Apresentaram-nos o programa de estimulação precoce do Instituto Véras – Centro de Reabilitação Nossa Senhora da Glória, do Rio de Janeiro, ministrado por um grupo de terapeutas e médicos que se desloca a Portugal duas vezes por ano para dar acompanhamento às crianças cujos pais orientam, e que é liderado actualmente pela Drª Conceição Véras.
Poderia enumerar pormenorizadamente e durante horas todos os tipos de exercícios e terapias que aplicámos ao longo destes 5 anos ao nosso filho a nível sensorial, motor, fisiológico e de inteligência. No entanto o mais importante será dizer que o Marcelo lê, desenha, pinta, corre, salta, fala, começa a aprender línguas estrangeiras e já adquiriu, segundo as suas educadoras portuguesas, as competências necessárias para entrar para a escola primária … e ainda não fez 5 anos! Enfim, faz tudo, e se calhar mais alguma coisa, como qualquer outra criança dita “normal” com a sua idade. E não é caso único entre os meninos seguidos por aqueles terapeutas: Afonso, Ana Rita, Diogo, e tantos outros.
Para que fique bem claro, o objectivo desta minha “manifestação” é apenas lamentar a forma como o tema da Trissomia 21 é abordado pela telenovela da Globo que actualmente é transmitida pela vossa estação, em horário nobre. Sem querer atribuir-vos a responsabilidade por tal abordagem, dado tratar-se inclusivamente de uma produção brasileira, é no entanto indesmentível que esta nem honra minimamente os portadores de Trissomia 21 nem o nível de conhecimento técnico existente no Brasil no que diz respeito ao desenvolvimento do potencial humano, sobretudo e em particular em crianças portadoras de Trissomia 21.

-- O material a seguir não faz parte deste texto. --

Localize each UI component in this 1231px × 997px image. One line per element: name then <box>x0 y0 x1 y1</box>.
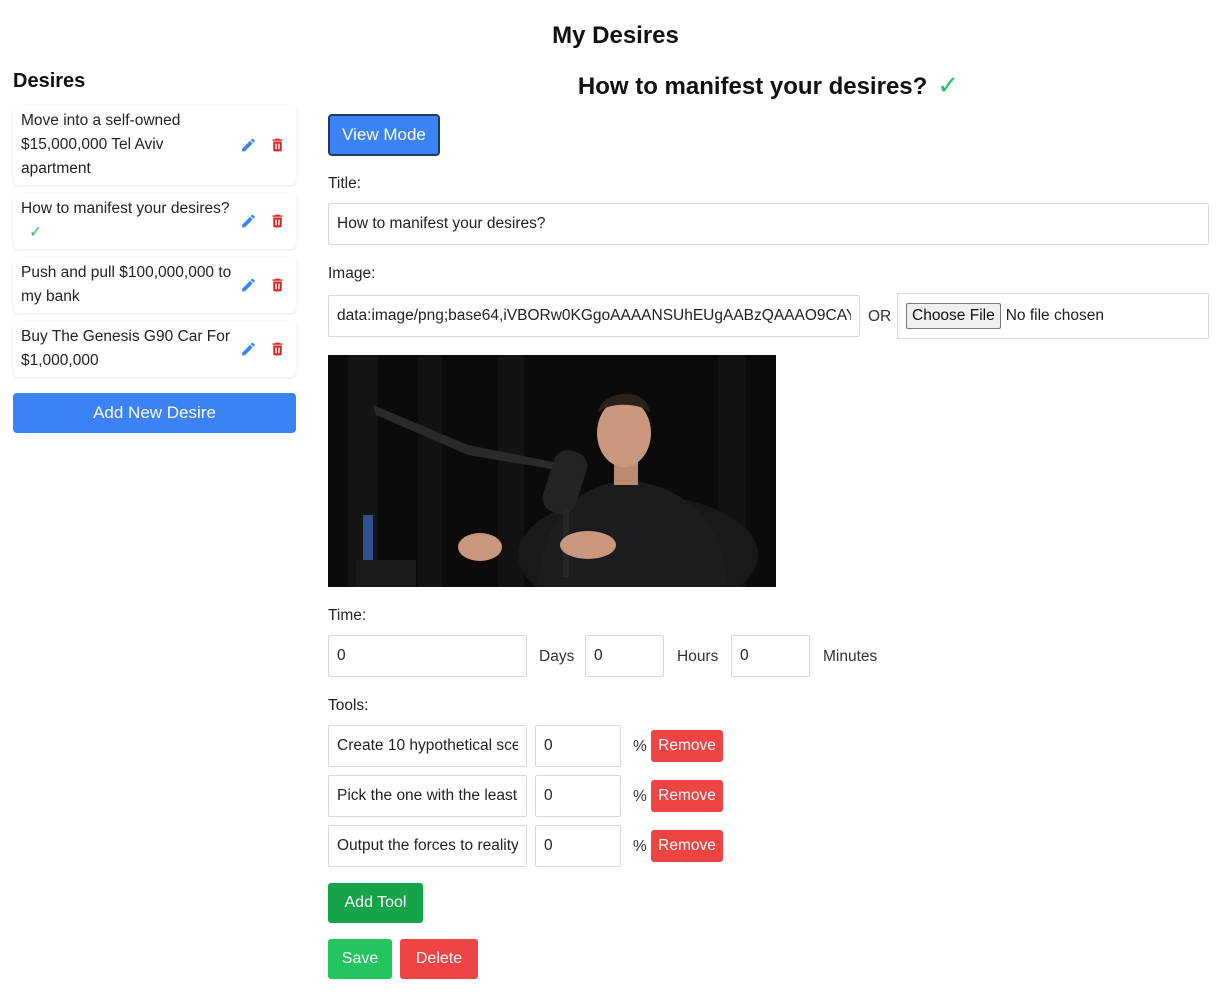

Embora aqui e ali haja referências a várias pessoas e à qualidade dos tratamentos existentes naquele país, o certo é que o papel foi atribuído a uma criança com um nível de desenvolvimento infelizmente muito primário, reduzindo assim as expectativas de tantos pais espectadores que poderiam ter encontrado algum alento e esperança no futuro dos seus filhos no caso de ter sido incluída uma segunda criança com um grau de estimulação superior. O que permitiria por um lado mostrar às pessoas que pode haver evolução nestas crianças e por outro fomentar uma interacção mais efectiva com os restantes personagens da história.
As telenovelas brasileiras transmitem normalmente algumas lições de vida e costumam provocar alterações de mentalidades quanto à aceitação e inserção das minorias. Nesta em particular, as dificuldades têm sido apresentadas como inevitáveis e incontornáveis às famílias que procuram na história um caminho a seguir ou apenas algum consolo ou amparo. Temo que a partir de agora as pessoas com T21 deixem de ser escondidas pelos pais, como durante tanto tempo se fez, mas passem apenas a ser vistas com simpatia e pena. E elas não precisam da nossa pena, antes pelo contrário, precisam que as estimulemos e “puxemos” por elas ainda mais. Precisam que as encaremos como são: “just people”.
Como foi possível a uma produtora que abordou de forma tão fiel e didáctica a homossexualidade, o alcoolismo, a toxicodependência e tantos outros, ter negligenciado a forma como retrata um assunto tão delicado e muito menos raro do que muitos possam pensar?
Para terminar, apenas algumas palavras para sublinhar que em Portugal o assunto é abordado de forma ainda mais leviana e redutora, recorrendo-se sempre à opinião das mesmas pessoas que contudo pouco ou nada têm contribuído para o esclarecimento deste tema: Bibá Pitta, que em minha opinião desgasta a imagem da filha, um bibelot que faz questão de segurar em qualquer foto social, Dr. Miguel Palha com todas as limitações técnicas que valha a verdade se esforça em atenuar e quem mais?
Para quando um debate “sério” sobre o tema?